The BCCI pushes back
The board did not let the reports hang. Secretary Devajit Saikia dismissed them outright, saying there had been no discussion of Rohit playing his last match for India at Lord’s and insisting that he remained a regular member of the side who would continue to represent the country. That is about as direct a rebuttal as these situations tend to get, and it puts the official line squarely against the speculation.
What it does not do is close off the wider question of how much longer the 39-year-old’s international career runs, because Rohit himself has said nothing in public. Until he does, the gap between the reports and the denial is what keeps the story breathing.
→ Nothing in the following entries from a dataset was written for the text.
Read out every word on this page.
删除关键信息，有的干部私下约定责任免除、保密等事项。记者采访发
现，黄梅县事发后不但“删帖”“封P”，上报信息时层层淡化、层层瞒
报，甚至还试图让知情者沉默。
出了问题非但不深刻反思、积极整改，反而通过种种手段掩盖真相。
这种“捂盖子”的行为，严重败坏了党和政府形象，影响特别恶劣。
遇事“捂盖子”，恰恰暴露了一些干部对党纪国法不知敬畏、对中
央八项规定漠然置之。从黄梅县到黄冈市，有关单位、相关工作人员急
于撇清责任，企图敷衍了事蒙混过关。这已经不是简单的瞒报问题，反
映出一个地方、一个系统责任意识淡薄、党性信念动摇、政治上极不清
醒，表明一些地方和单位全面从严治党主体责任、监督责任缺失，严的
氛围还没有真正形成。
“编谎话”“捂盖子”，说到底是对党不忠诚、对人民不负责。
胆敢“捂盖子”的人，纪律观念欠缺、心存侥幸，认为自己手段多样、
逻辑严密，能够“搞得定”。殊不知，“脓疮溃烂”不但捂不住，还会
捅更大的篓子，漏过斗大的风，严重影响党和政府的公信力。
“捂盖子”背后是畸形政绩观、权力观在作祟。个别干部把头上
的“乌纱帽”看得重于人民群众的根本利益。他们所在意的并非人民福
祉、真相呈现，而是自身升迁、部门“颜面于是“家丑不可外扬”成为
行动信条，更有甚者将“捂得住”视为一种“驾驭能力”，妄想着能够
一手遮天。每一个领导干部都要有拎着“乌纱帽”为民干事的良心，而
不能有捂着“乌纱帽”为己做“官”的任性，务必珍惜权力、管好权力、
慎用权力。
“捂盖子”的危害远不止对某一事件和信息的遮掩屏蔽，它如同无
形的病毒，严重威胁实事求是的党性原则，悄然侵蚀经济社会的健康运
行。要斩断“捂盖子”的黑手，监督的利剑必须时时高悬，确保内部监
A quiet series with the bat
The timing has not helped. Rohit has found no fluency across the two completed ODIs, making 11 at Edgbaston and 26 at Cardiff, both starts that ended before he could build on them. India won the opener before Joe Root’s unbeaten 99 dragged England level at Cardiff, so the series reaches Lord’s poised at 1-1.
That leaves Sunday carrying two threads at once. There is the cricket, with a trophy on the line between two sides that have traded blows all tour, and there is the noise around Rohit, which the board insists is not a story at all. A big innings would answer both at a stroke. Anything less will keep the questions coming, whatever the BCCI says now.